The law to be applied is C.R.S. § 10-3-1116, which provides for the recovery of "court costs" without a definition. Another Colorado statute, C.R.S. § 13-16-122, provides as follows:

(1) Whenever any court of this state assesses costs pursuant to any provision of this article, such costs may include: (a) Any docket fee required by article 32 of this title or any other fee or tax required by statute to be paid to the clerk of the court; (b) The jury fees and expenses provided for in article 71 of this title; (c) Any fees required to be paid to sheriffs pursuant to section 30-1-104, C.R.S.; (d) Any fees of the court reporter for all or any part of a transcript necessarily obtained for use in this case; (e) The witness fees, including subsistence payments, mileage at the rate authorized by section 13-33-103, and charges for expert witnesses approved pursuant to section 13-33-102(4); (f) Any fees for exemplification and copies of papers necessarily obtained for use in the case; (g) Any costs of taking depositions for the perpetuation of testimony, including reporters' fees, witness fees, expert witness fees, mileage for witnesses, and sheriff fees for service of subpoenas; (h) Any attorney fees, when authorized by statute or court rule; (i) Any fees for service of process or fees for any required publications; (j) Any item specifically authorized by statute to be included as part of the costs.

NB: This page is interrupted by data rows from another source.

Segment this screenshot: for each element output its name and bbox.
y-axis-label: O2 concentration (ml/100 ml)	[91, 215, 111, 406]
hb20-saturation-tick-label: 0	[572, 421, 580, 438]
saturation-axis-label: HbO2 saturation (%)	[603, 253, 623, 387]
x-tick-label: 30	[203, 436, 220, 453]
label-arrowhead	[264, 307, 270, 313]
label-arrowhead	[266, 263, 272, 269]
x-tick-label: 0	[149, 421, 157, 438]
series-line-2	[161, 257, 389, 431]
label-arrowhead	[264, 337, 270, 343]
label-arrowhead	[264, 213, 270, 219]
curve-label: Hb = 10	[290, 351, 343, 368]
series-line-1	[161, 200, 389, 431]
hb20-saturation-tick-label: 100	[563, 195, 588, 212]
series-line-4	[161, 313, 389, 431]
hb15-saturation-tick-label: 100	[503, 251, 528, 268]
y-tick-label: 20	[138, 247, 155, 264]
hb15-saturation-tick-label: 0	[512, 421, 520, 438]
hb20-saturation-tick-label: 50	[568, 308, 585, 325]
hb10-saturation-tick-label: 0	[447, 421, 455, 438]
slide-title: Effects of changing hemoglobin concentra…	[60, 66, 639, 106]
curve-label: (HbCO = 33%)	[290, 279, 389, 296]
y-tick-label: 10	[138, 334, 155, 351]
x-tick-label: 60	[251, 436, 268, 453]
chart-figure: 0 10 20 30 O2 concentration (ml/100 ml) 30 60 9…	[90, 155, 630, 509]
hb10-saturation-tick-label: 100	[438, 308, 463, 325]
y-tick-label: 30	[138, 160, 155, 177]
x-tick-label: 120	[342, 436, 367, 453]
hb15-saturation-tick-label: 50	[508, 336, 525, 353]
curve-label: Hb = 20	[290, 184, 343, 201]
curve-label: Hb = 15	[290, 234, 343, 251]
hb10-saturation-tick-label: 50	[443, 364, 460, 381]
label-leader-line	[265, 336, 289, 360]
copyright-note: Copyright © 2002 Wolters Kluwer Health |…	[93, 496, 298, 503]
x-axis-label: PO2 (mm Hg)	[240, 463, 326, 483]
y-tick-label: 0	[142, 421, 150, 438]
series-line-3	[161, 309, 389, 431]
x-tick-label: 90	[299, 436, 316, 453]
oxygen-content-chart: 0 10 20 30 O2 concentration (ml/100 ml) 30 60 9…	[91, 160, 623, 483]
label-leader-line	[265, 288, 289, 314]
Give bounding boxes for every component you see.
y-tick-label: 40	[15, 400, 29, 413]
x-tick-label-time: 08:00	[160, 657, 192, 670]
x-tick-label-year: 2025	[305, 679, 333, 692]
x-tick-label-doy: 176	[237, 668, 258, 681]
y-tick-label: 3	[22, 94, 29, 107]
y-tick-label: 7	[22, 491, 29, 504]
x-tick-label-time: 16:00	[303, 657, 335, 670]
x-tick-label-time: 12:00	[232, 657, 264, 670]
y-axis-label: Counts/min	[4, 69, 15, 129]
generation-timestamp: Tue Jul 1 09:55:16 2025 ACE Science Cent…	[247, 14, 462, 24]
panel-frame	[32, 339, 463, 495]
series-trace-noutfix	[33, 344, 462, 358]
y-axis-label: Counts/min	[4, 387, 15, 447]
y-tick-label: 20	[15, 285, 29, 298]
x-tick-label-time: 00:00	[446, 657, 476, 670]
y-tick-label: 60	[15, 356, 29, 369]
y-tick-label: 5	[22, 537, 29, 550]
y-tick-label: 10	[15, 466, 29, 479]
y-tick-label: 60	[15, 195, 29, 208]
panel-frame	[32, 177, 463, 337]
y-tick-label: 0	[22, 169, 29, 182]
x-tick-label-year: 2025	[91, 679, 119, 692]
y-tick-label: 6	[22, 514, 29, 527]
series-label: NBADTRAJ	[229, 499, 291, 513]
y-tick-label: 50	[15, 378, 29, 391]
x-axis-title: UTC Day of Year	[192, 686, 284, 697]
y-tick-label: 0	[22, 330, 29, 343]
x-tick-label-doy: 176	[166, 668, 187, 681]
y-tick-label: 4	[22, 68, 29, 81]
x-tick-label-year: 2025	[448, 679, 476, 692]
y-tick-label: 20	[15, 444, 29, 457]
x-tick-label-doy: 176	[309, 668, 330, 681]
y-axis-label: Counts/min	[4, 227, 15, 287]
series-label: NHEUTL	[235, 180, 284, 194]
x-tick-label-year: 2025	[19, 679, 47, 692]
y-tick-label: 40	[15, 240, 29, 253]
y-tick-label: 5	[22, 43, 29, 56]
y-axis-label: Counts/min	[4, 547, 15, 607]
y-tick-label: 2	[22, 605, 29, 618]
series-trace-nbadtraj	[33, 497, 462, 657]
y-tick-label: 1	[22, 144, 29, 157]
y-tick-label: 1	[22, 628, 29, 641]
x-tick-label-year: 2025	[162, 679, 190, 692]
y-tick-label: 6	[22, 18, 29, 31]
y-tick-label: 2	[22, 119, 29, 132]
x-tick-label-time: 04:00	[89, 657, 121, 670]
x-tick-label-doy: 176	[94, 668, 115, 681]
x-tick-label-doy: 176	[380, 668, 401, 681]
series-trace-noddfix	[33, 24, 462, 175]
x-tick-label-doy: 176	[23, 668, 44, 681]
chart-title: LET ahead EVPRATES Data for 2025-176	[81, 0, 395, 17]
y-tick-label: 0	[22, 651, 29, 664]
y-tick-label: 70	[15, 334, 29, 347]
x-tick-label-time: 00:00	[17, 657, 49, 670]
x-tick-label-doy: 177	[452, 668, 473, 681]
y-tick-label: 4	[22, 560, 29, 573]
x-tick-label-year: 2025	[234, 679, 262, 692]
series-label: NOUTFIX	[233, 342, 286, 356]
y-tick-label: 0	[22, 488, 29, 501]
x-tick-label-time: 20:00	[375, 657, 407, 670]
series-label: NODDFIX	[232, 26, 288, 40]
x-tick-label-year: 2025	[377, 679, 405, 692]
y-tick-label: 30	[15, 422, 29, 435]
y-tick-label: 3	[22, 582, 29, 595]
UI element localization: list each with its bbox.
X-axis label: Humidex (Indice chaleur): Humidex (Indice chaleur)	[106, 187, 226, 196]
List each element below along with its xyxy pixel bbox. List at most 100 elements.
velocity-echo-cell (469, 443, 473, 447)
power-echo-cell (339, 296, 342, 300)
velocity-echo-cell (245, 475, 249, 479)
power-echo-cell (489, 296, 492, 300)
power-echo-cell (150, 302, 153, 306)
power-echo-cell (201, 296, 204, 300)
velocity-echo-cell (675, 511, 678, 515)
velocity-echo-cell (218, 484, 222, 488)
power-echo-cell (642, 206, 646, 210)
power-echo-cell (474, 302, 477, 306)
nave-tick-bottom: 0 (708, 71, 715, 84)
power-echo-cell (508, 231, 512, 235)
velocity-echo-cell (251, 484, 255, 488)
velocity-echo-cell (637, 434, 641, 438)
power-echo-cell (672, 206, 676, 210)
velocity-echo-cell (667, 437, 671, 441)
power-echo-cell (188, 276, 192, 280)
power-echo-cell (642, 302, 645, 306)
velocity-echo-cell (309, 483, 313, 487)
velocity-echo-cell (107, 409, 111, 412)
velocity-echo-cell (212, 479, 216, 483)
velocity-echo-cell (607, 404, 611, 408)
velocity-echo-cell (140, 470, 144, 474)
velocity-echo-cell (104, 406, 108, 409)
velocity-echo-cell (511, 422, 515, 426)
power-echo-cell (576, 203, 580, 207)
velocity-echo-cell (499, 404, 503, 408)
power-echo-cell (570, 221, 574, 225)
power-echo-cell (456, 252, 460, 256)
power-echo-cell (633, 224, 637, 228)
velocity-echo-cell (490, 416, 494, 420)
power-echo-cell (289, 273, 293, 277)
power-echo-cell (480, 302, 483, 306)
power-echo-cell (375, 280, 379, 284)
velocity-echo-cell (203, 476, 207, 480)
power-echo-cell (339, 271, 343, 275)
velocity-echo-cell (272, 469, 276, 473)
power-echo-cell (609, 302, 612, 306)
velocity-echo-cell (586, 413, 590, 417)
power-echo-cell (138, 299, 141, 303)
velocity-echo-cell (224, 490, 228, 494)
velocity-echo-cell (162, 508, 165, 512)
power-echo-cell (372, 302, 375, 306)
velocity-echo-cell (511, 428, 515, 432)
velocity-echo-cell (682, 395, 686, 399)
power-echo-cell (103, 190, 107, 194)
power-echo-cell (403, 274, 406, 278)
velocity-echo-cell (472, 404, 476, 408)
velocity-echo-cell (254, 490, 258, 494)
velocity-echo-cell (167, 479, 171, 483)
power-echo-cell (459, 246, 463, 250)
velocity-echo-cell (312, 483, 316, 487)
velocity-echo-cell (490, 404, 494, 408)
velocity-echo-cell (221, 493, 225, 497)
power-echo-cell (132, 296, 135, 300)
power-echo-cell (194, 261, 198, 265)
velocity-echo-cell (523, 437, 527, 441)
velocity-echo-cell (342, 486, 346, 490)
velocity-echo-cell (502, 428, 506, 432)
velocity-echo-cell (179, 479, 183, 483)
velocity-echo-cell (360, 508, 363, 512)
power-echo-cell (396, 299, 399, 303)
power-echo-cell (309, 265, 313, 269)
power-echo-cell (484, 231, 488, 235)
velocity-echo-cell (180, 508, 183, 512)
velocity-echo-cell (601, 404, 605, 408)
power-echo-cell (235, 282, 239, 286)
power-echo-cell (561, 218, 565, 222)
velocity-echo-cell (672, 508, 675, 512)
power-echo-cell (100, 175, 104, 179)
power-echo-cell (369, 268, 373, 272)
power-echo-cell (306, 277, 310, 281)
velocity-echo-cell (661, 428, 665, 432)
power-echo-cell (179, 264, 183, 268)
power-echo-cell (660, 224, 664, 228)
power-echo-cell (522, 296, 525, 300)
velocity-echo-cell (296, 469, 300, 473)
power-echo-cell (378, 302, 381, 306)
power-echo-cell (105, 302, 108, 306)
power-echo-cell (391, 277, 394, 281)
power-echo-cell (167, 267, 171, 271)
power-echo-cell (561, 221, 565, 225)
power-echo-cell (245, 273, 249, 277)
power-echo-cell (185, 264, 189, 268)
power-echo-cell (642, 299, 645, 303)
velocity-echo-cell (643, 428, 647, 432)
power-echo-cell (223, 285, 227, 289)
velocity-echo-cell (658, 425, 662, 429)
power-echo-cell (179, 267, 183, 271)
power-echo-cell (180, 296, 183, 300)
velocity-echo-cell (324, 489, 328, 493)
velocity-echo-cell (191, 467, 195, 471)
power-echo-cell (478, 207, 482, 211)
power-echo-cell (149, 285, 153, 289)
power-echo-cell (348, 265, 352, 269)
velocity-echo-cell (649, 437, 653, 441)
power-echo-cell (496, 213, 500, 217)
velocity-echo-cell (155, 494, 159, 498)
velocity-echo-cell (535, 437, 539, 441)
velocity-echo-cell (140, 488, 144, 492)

C.R.S. § 13-16-122. According to the Colorado Supreme Court, "the list of items awardable as costs in section 13-16-122 is illustrative rather than exclusive." Cherry Creek School Dist. No. 5 v. Voelker, 859 P.2d 805, 813 (Colo. 1993).

The disputed categories are:

Travel expenses, mileage and parking expenses incurred by the Plaintiff's attorneys in connection with attendance at depositions and trial

Trial courts have discretion to award such expenses as costs to the extent they were reasonably necessary for the development of the case at the time they were incurred. See Voelker, 859 P.2d at 813-14. The Court awards this category of expenses to the Plaintiff.

Costs such as mileage and process servers fees incurred for fact or expert witnesses who did not appear at trial

Under Colorado law, allowable costs include not only costs related to witnesses who testify at trial, but also those witnesses whose testimony was reasonably necessary for trial preparation. Determinations about "whether particular witness costs are reasonable and were necessarily incurred are within the district court's discretion." Valentine v. Mountain States Mut. Cas. Co., 252 P.3d 1182, 1188 (Colo. App. 2011); see also Mgmt. Specialists, Inc. v. Northfield Ins. Co., 117 P.3d 32 (Colo.App. 2004). Such discretion includes the authority to award expert witness fees, even when the witness does not testify at trial. Mgmt. Specialists, 117 P.3d at 38-39.

The Court awards this category of costs and expenses to the Plaintiff.

Mediation fees in the amount of $1,162.50

The Plaintiff is not entitled to recover his share of the cost of mediation because the parties agreed to split the mediator's fees and there is no evidence that the Plaintiff reserved the right to seek recovery of his portion of those fees. See Valentine, 252 P.3d at 1188.

Based on the foregoing, it is

ORDERED that the Plaintiff is awarded attorney's fees in the amount of $122,936.00 and it is

FURTHER ORDERED that the Plaintiff is awarded costs in the amount of $32,970.48.